In 2017, Monkman was presented the Bonham Centre Award from The Mark S. Bonham Centre for Sexual Diversity Studies, University of Toronto, for his contributions to the advancement and education of issues around sexual identification. He also accepted the honorary title of grand marshal for Toronto's Pride parade that year, citing the importance of Canada's 150th anniversary and raising awareness to his work.
Monkman's work often references and reconfigures forms from 19th-century White American painters, particularly George Catlin and the Western landscape painters. For example, his 2006 "Trappers of Men" takes an 1868 landscape by Albert Bierstadt, but portrays the scene at midday – rejecting Bierstadt's sunset original – and replaces Bierstadt's animals with perplexed white individuals from American art and political history, a Lakota historian, and Monkman's two-spirited alter-ego.
Monkman was born in St. Marys, Ontario and raised primarily in Winnipeg, Manitoba. Monkman attended various Canadian and US institutions, including the Banff Centre, the Sundance Institute in Los Angeles, and the Canadian Screen Training Institute. He graduated from Oakville's Sheridan College in 1989 (Canadian Art). Monkman lives and works in Toronto, Ontario.

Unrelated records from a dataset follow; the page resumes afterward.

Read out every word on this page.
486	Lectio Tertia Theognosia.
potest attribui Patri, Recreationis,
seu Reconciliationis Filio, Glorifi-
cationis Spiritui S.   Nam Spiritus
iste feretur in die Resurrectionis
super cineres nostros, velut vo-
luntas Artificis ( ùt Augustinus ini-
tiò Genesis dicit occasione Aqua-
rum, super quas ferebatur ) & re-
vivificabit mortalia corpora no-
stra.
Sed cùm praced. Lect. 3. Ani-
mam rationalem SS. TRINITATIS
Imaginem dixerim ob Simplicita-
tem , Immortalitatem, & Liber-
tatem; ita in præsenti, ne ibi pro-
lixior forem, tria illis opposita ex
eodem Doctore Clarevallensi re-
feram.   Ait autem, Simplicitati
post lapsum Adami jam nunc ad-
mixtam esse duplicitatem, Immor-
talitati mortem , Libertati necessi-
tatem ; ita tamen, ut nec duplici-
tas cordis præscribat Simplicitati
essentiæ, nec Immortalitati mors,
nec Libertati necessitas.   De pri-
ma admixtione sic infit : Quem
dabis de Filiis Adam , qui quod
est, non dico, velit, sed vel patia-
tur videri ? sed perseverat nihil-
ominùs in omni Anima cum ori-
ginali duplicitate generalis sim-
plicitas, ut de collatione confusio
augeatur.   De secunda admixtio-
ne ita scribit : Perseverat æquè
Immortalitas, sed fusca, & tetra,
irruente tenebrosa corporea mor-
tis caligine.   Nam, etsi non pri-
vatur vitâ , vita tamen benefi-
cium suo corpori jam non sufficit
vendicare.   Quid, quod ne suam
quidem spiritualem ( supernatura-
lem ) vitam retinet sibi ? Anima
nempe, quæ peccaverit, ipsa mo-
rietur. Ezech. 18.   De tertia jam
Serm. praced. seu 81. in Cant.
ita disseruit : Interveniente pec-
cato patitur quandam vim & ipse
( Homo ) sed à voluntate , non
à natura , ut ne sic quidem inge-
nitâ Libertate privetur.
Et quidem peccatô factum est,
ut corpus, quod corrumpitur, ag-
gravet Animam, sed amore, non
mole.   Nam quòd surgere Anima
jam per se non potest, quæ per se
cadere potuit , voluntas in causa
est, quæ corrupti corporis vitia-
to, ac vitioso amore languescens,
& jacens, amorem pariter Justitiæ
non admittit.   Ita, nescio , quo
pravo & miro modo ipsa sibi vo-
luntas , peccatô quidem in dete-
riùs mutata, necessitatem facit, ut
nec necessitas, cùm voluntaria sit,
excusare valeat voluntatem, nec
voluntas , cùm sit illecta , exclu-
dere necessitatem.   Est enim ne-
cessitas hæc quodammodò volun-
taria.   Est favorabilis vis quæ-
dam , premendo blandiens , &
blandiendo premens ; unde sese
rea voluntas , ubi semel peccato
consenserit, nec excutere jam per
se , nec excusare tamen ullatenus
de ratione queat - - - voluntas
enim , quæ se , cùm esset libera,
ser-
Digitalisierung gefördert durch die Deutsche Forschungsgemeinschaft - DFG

Kent Monkman (born 1965) is a Canadian First Nations artist of Cree ancestry. He is a member of the Fisher River band situated in the Interlake Region. He is both a visual as well as performance artist, working in a variety of media such as painting, film/video, and installation. He has had many solo exhibitions at museums and galleries in Canada, the United States, and Europe. He has achieved international recognition for his colourful and richly detailed combining of disparate genre conventions, and for his clever recasting of historical narrative.
Monkman adopts the Old Masters style of painting because he likes how the style expresses emotions like grief and longing through the body and facial expression. He was particularly moved by Antonio Gisbert's The Execution of Torrijos and his Companions at Málaga Beach (1888). On a project beginning in 2017, Monkman and his team began working on a "protesters series" based on the Standing Rock protests where they combined photographs from the protest with classic battle scene paintings. His team then had models pose for a photo shoot to remake and capture the classic style with modern subject; these photographs were then projected on large canvas, traced and base-painted by assistants before Monkman did his finishing touches.